Uma cartilha com respostas a 10 dúvidas sobre o consumo de crack é uma das principais estratégias da iniciativa. Ao todo, 10.000 exemplares foram distribuídos aos tribunais do país.
“A ideia da cartilha surgiu da necessidade de prevenção, identificada no trabalho dos juízes, profissionais que precisam estar munidos de informações, pois lidam direto com a questão das drogas”, explica Daniel Issler, juiz auxiliar da presidência do CNJ e integrante do Departamento de Monitoramento e Fiscalização do Sistema Carcerário do conselho.
Disponível no site do CNJ, a cartilha está sendo encaminhada para os grupos de monitoramento carcerário e coordenadorias de infância e juventude dos tribunais.
“O retorno tem sido muito positivo”, afirma Issler. “A prevenção é a saída. Precisamos mostrar que o crack é devastador.”
Esforço do Plano de Enfrentamento reúne diversas áreas
Desde maio de 2010, o governo federal trabalha com o Plano Integrado de Enfrentamento ao Crack e outras drogas. A meta é prevenção do uso, oferta de tratamento a dependentes, reinserção social de usuários e enfrentamento ao tráfico de drogas, principalmente nas regiões de fronteira.
Ao todo, o governo federal destinou R$ 410 milhões para quatro órgãos federais que atuam no plano:
  • R$ 120 milhões para o Ministério da Justiça
  • R$ 100 milhões para o Ministério do Desenvolvimento Social e Combate à Fome
  • R$ 100 milhões para a Secretaria Nacional Antidrogas
  • R$ 90 milhões para o Ministério da Saúde.
Dos R$ 90 milhões do Ministério da Saúde, quase R$ 70 milhões foram aplicados até julho desse ano na ampliação da assistência direta à saúde de usuários de crack e outras drogas e na capacitação de profissionais de saúde que atuam nesse segmento.
A assistência aos dependentes químicos é prestada com terapia ocupacional nos Centros de Atenção Psicossocial (CAPs), Consultórios de Rua e Casas de Acolhimento Transitório (CATs). Tratamento medicamentoso e internação também são adotados se necessário, segundo o Ministério da Saúde.

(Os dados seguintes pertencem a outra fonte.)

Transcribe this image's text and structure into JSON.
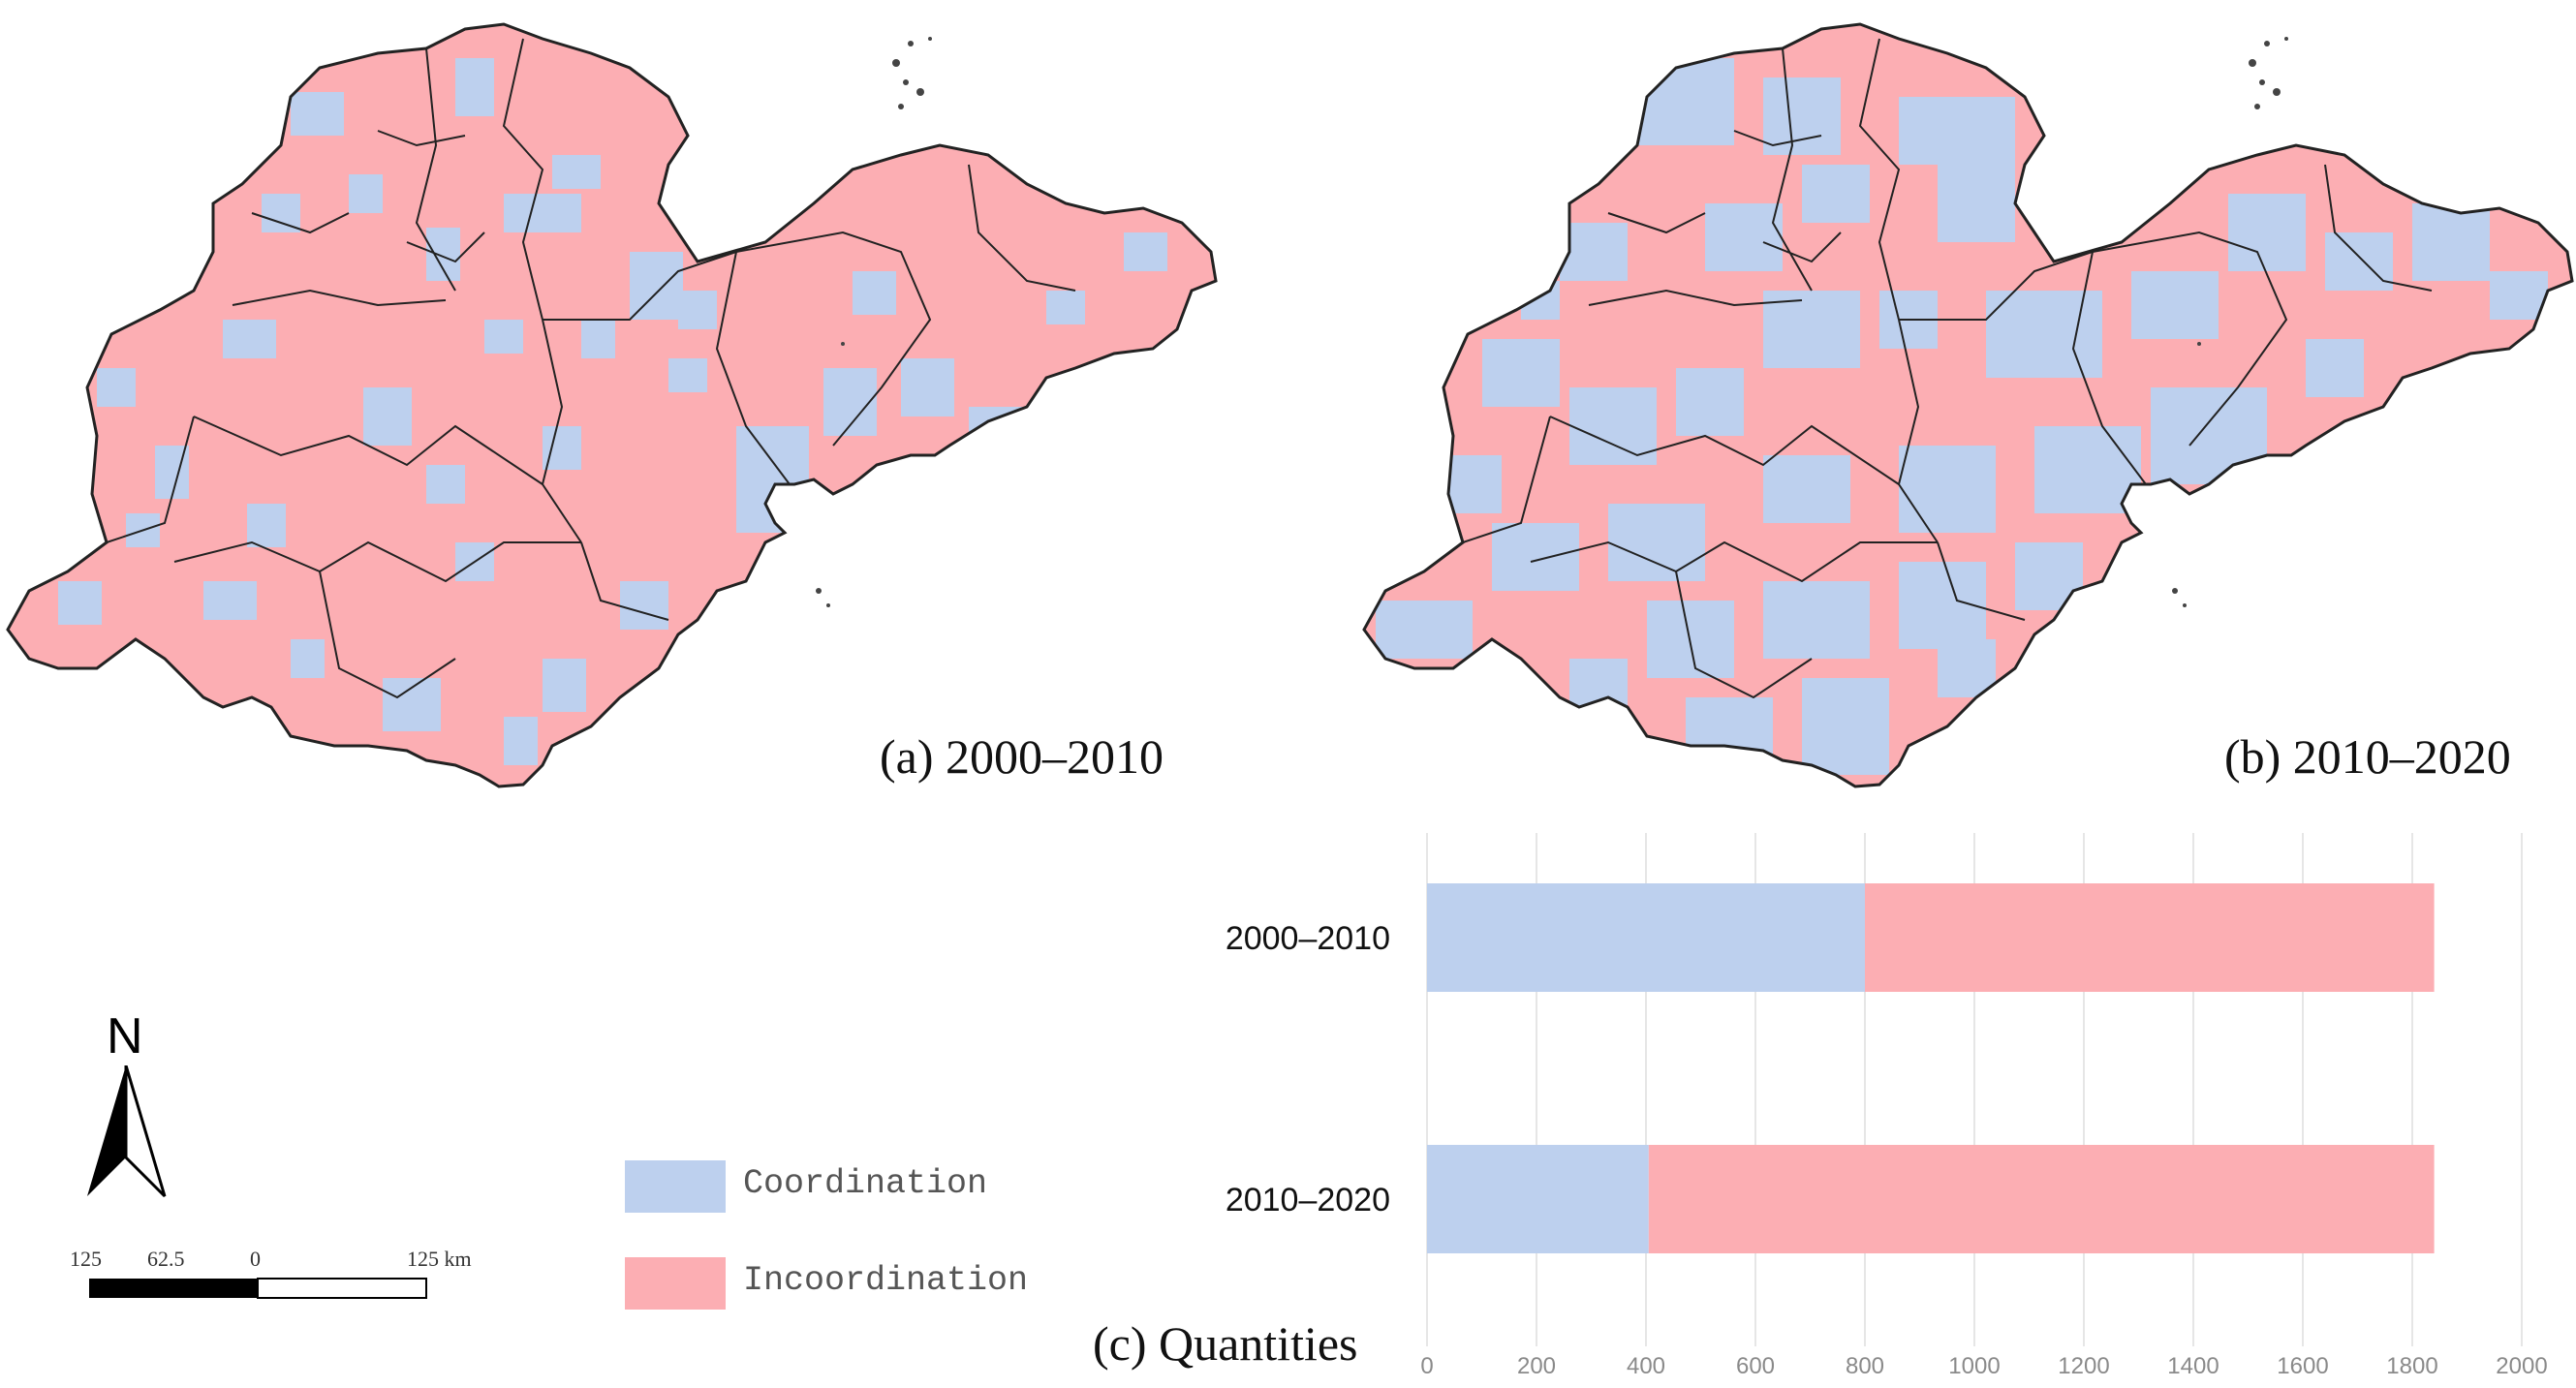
{
  "maps": [
    {
      "caption": "(a) 2000–2010",
      "share_coordination": 0.43
    },
    {
      "caption": "(b) 2010–2020",
      "share_coordination": 0.22
    }
  ],
  "colors": {
    "coordination": "#bdd0ee",
    "incoordination": "#fcaeb3",
    "boundary": "#222222",
    "grid": "#e6e6e6"
  },
  "legend": {
    "items": [
      {
        "label": "Coordination",
        "color": "#bdd0ee"
      },
      {
        "label": "Incoordination",
        "color": "#fcaeb3"
      }
    ]
  },
  "north_arrow": {
    "label": "N",
    "icon": "north-arrow-icon"
  },
  "scale_bar": {
    "labels": [
      "125",
      "62.5",
      "0",
      "125 km"
    ]
  },
  "chart_caption": "(c) Quantities",
  "chart_data": {
    "type": "bar",
    "orientation": "horizontal",
    "stacked": true,
    "categories": [
      "2000–2010",
      "2010–2020"
    ],
    "series": [
      {
        "name": "Coordination",
        "values": [
          800,
          405
        ],
        "color": "#bdd0ee"
      },
      {
        "name": "Incoordination",
        "values": [
          1040,
          1435
        ],
        "color": "#fcaeb3"
      }
    ],
    "xlim": [
      0,
      2000
    ],
    "xticks": [
      0,
      200,
      400,
      600,
      800,
      1000,
      1200,
      1400,
      1600,
      1800,
      2000
    ],
    "title": "",
    "xlabel": "",
    "ylabel": "",
    "grid": true,
    "legend_position": "left"
  }
}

Em 2010, somente nos 1.650 CAPs espalhados pelo país, foram realizados 21 milhões de atendimentos ambulatoriais em saúde mental – 50 vezes mais que em 2002, quando foram realizados 423.000 procedimentos.

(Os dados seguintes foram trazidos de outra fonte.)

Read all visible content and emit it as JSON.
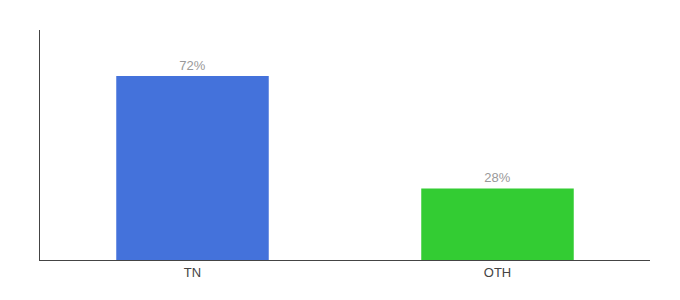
{
  "chart_data": {
    "type": "bar",
    "categories": [
      "TN",
      "OTH"
    ],
    "values": [
      72,
      28
    ],
    "value_labels": [
      "72%",
      "28%"
    ],
    "data_labels": true,
    "colors": [
      "#4472db",
      "#33cc33"
    ],
    "ylim": [
      0,
      90
    ],
    "tick_labels": "x",
    "grid": false
  }
}
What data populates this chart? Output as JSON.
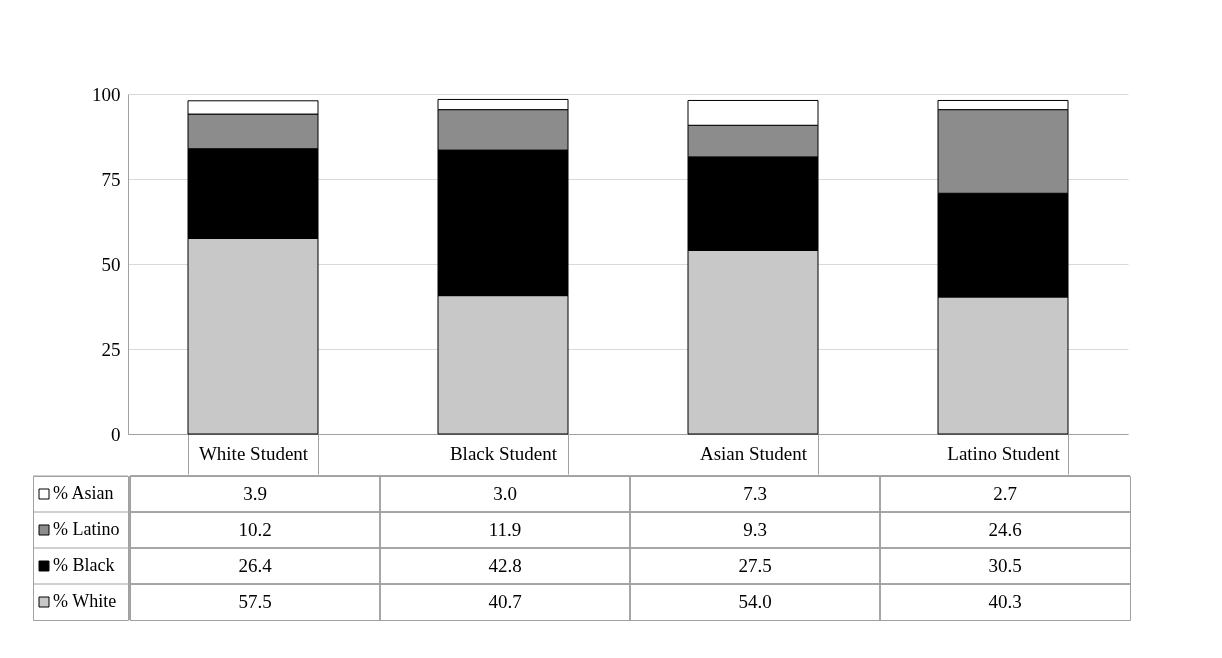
{
  "chart_data": {
    "type": "bar",
    "stacked": true,
    "categories": [
      "White Student",
      "Black Student",
      "Asian Student",
      "Latino Student"
    ],
    "series": [
      {
        "name": "% White",
        "color": "#c8c8c8",
        "values": [
          57.5,
          40.7,
          54.0,
          40.3
        ],
        "value_labels": [
          "57.5",
          "40.7",
          "54.0",
          "40.3"
        ]
      },
      {
        "name": "% Black",
        "color": "#000000",
        "values": [
          26.4,
          42.8,
          27.5,
          30.5
        ],
        "value_labels": [
          "26.4",
          "42.8",
          "27.5",
          "30.5"
        ]
      },
      {
        "name": "% Latino",
        "color": "#8c8c8c",
        "values": [
          10.2,
          11.9,
          9.3,
          24.6
        ],
        "value_labels": [
          "10.2",
          "11.9",
          "9.3",
          "24.6"
        ]
      },
      {
        "name": "% Asian",
        "color": "#ffffff",
        "values": [
          3.9,
          3.0,
          7.3,
          2.7
        ],
        "value_labels": [
          "3.9",
          "3.0",
          "7.3",
          "2.7"
        ]
      }
    ],
    "legend": "left",
    "ylim": [
      0,
      100
    ],
    "yticks": [
      0,
      25,
      50,
      75,
      100
    ],
    "grid": "y"
  }
}
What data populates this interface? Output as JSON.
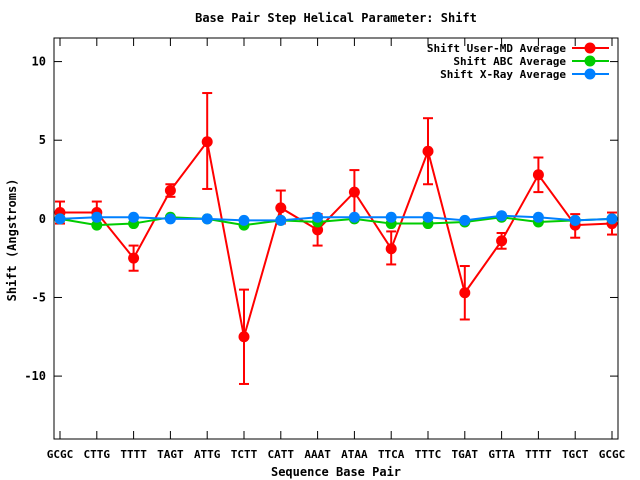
{
  "chart_data": {
    "type": "line",
    "title": "Base Pair Step Helical Parameter: Shift",
    "xlabel": "Sequence Base Pair",
    "ylabel": "Shift (Angstroms)",
    "categories": [
      "GCGC",
      "CTTG",
      "TTTT",
      "TAGT",
      "ATTG",
      "TCTT",
      "CATT",
      "AAAT",
      "ATAA",
      "TTCA",
      "TTTC",
      "TGAT",
      "GTTA",
      "TTTT",
      "TGCT",
      "GCGC"
    ],
    "ylim": [
      -14,
      11.5
    ],
    "yticks": [
      -10,
      -5,
      0,
      5,
      10
    ],
    "grid": false,
    "legend_position": "top-right",
    "series": [
      {
        "name": "Shift User-MD Average",
        "color": "#ff0000",
        "values": [
          0.4,
          0.4,
          -2.5,
          1.8,
          4.9,
          -7.5,
          0.7,
          -0.7,
          1.7,
          -1.9,
          4.3,
          -4.7,
          -1.4,
          2.8,
          -0.4,
          -0.3
        ],
        "err_low": [
          -0.3,
          -0.3,
          -3.3,
          1.4,
          1.9,
          -10.5,
          -0.3,
          -1.7,
          0.2,
          -2.9,
          2.2,
          -6.4,
          -1.9,
          1.7,
          -1.2,
          -1.0
        ],
        "err_high": [
          1.1,
          1.1,
          -1.7,
          2.2,
          8.0,
          -4.5,
          1.8,
          0.3,
          3.1,
          -0.8,
          6.4,
          -3.0,
          -0.9,
          3.9,
          0.3,
          0.4
        ]
      },
      {
        "name": "Shift ABC Average",
        "color": "#00cc00",
        "values": [
          0.0,
          -0.4,
          -0.3,
          0.1,
          0.0,
          -0.4,
          -0.1,
          -0.2,
          0.0,
          -0.3,
          -0.3,
          -0.2,
          0.1,
          -0.2,
          -0.1,
          0.0
        ]
      },
      {
        "name": "Shift X-Ray Average",
        "color": "#0080ff",
        "values": [
          0.0,
          0.1,
          0.1,
          0.0,
          0.0,
          -0.1,
          -0.1,
          0.1,
          0.1,
          0.1,
          0.1,
          -0.1,
          0.2,
          0.1,
          -0.1,
          0.0
        ]
      }
    ]
  }
}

Os CAPs infantis de acompanhamento intensivo, que atendiam 3.014 crianças e adolescentes em 2002, atenderam 328.302 em 2010.

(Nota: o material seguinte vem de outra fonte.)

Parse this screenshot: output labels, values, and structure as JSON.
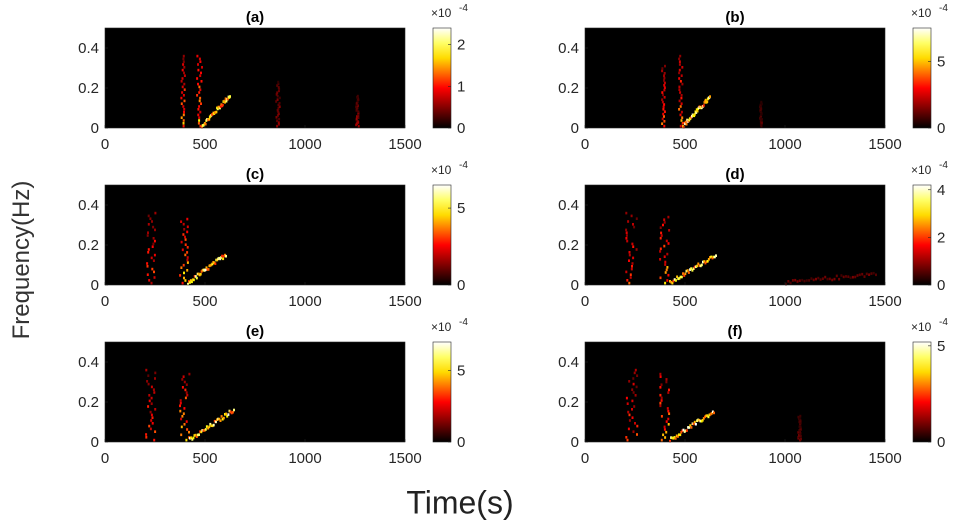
{
  "figure": {
    "ylabel": "Frequency(Hz)",
    "xlabel": "Time(s)"
  },
  "chart_data": [
    {
      "type": "heatmap",
      "title": "(a)",
      "xlim": [
        0,
        1500
      ],
      "ylim": [
        0,
        0.5
      ],
      "xticks": [
        0,
        500,
        1000,
        1500
      ],
      "yticks": [
        0,
        0.2,
        0.4
      ],
      "colorbar": {
        "scale_label": "×10^-4",
        "ticks": [
          0,
          1,
          2
        ],
        "max": 2.4,
        "colormap": "hot"
      },
      "ridges": [
        {
          "t_start": 375,
          "t_end": 395,
          "f_max": 0.35,
          "intensity": 0.7
        },
        {
          "t_start": 455,
          "t_end": 480,
          "f_max": 0.35,
          "intensity": 0.8
        },
        {
          "t_start": 480,
          "t_end": 620,
          "f_max": 0.16,
          "intensity": 0.9
        },
        {
          "t_start": 850,
          "t_end": 870,
          "f_max": 0.22,
          "intensity": 0.3
        },
        {
          "t_start": 1250,
          "t_end": 1265,
          "f_max": 0.15,
          "intensity": 0.3
        }
      ]
    },
    {
      "type": "heatmap",
      "title": "(b)",
      "xlim": [
        0,
        1500
      ],
      "ylim": [
        0,
        0.5
      ],
      "xticks": [
        0,
        500,
        1000,
        1500
      ],
      "yticks": [
        0,
        0.2,
        0.4
      ],
      "colorbar": {
        "scale_label": "×10^-4",
        "ticks": [
          0,
          5
        ],
        "max": 7.5,
        "colormap": "hot"
      },
      "ridges": [
        {
          "t_start": 380,
          "t_end": 395,
          "f_max": 0.3,
          "intensity": 0.6
        },
        {
          "t_start": 465,
          "t_end": 485,
          "f_max": 0.35,
          "intensity": 0.7
        },
        {
          "t_start": 485,
          "t_end": 620,
          "f_max": 0.15,
          "intensity": 1.0
        },
        {
          "t_start": 870,
          "t_end": 880,
          "f_max": 0.12,
          "intensity": 0.2
        }
      ]
    },
    {
      "type": "heatmap",
      "title": "(c)",
      "xlim": [
        0,
        1500
      ],
      "ylim": [
        0,
        0.5
      ],
      "xticks": [
        0,
        500,
        1000,
        1500
      ],
      "yticks": [
        0,
        0.2,
        0.4
      ],
      "colorbar": {
        "scale_label": "×10^-4",
        "ticks": [
          0,
          5
        ],
        "max": 6.5,
        "colormap": "hot"
      },
      "ridges": [
        {
          "t_start": 200,
          "t_end": 250,
          "f_max": 0.35,
          "intensity": 0.6
        },
        {
          "t_start": 370,
          "t_end": 410,
          "f_max": 0.32,
          "intensity": 0.8
        },
        {
          "t_start": 410,
          "t_end": 600,
          "f_max": 0.15,
          "intensity": 1.0
        }
      ]
    },
    {
      "type": "heatmap",
      "title": "(d)",
      "xlim": [
        0,
        1500
      ],
      "ylim": [
        0,
        0.5
      ],
      "xticks": [
        0,
        500,
        1000,
        1500
      ],
      "yticks": [
        0,
        0.2,
        0.4
      ],
      "colorbar": {
        "scale_label": "×10^-4",
        "ticks": [
          0,
          2,
          4
        ],
        "max": 4.2,
        "colormap": "hot"
      },
      "ridges": [
        {
          "t_start": 200,
          "t_end": 260,
          "f_max": 0.35,
          "intensity": 0.6
        },
        {
          "t_start": 370,
          "t_end": 420,
          "f_max": 0.33,
          "intensity": 0.8
        },
        {
          "t_start": 420,
          "t_end": 650,
          "f_max": 0.15,
          "intensity": 1.0
        },
        {
          "t_start": 1000,
          "t_end": 1450,
          "f_max": 0.05,
          "intensity": 0.2
        }
      ]
    },
    {
      "type": "heatmap",
      "title": "(e)",
      "xlim": [
        0,
        1500
      ],
      "ylim": [
        0,
        0.5
      ],
      "xticks": [
        0,
        500,
        1000,
        1500
      ],
      "yticks": [
        0,
        0.2,
        0.4
      ],
      "colorbar": {
        "scale_label": "×10^-4",
        "ticks": [
          0,
          5
        ],
        "max": 7,
        "colormap": "hot"
      },
      "ridges": [
        {
          "t_start": 200,
          "t_end": 250,
          "f_max": 0.35,
          "intensity": 0.6
        },
        {
          "t_start": 370,
          "t_end": 420,
          "f_max": 0.33,
          "intensity": 0.8
        },
        {
          "t_start": 420,
          "t_end": 640,
          "f_max": 0.16,
          "intensity": 1.0
        }
      ]
    },
    {
      "type": "heatmap",
      "title": "(f)",
      "xlim": [
        0,
        1500
      ],
      "ylim": [
        0,
        0.5
      ],
      "xticks": [
        0,
        500,
        1000,
        1500
      ],
      "yticks": [
        0,
        0.2,
        0.4
      ],
      "colorbar": {
        "scale_label": "×10^-4",
        "ticks": [
          0,
          5
        ],
        "max": 5.2,
        "colormap": "hot"
      },
      "ridges": [
        {
          "t_start": 200,
          "t_end": 260,
          "f_max": 0.35,
          "intensity": 0.6
        },
        {
          "t_start": 370,
          "t_end": 420,
          "f_max": 0.33,
          "intensity": 0.8
        },
        {
          "t_start": 420,
          "t_end": 640,
          "f_max": 0.15,
          "intensity": 1.0
        },
        {
          "t_start": 1060,
          "t_end": 1075,
          "f_max": 0.12,
          "intensity": 0.25
        }
      ]
    }
  ]
}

Nos CAPs de acompanhamento semi-intensivo, o volume saltou de 7.003 atendimentos em 2002 para 694.817 procedimentos em 2010.
Tratamento precisa ser eficaz
Acostumado a receber usuários de drogas nos CAPs onde trabalha no estado de São Paulo, o médico Flávio Falcone diz que a principal dificuldade é fazer o usuário aderir ao tratamento.
“Um dos grandes problemas que ocorrem nos tratamentos convencionais está na baixa taxa de adesão dos usuários ao tratamento”, afirma.

       Daniel Issler, juiz auxiliar da presidência do CNJ: “A prevenção é a saída. Precisamos mostrar que o crack é devastador”. (Cortesia de Gláucio Dettmar/Agência CNJ)
Daniel Issler, juiz auxiliar da presidência do CNJ: “A prevenção é a saída. Precisamos mostrar que o crack é devastador”. (Cortesia de Gláucio Dettmar/Agência CNJ)
A experiência fez o especialista desenvolver um método de trabalho diferenciado, que agrega arte, terapias corporais e a profissão de palhaço para conquistar a confiança e o vínculo com os pacientes na área da saúde mental.
Em 2006, Falcone criou a Associação Amargen, onde atua juntamente com uma equipe de profissionais de várias áreas. Eles visitam as casas dos pacientes, oferecem atendimento em terapia corporal, promovem oficinas de artes e palhaço, além de montar espetáculos teatrais para os dependentes químicos.
Os resultados obtidos até agora são animadores, diz Falcone.
Dos pacientes que recebem arte, psicoterapia e medicação, 45% permanecem no tratamento – índice cai para 6,6%, quando a fórmula inclui apenas psicoterapia e medicação.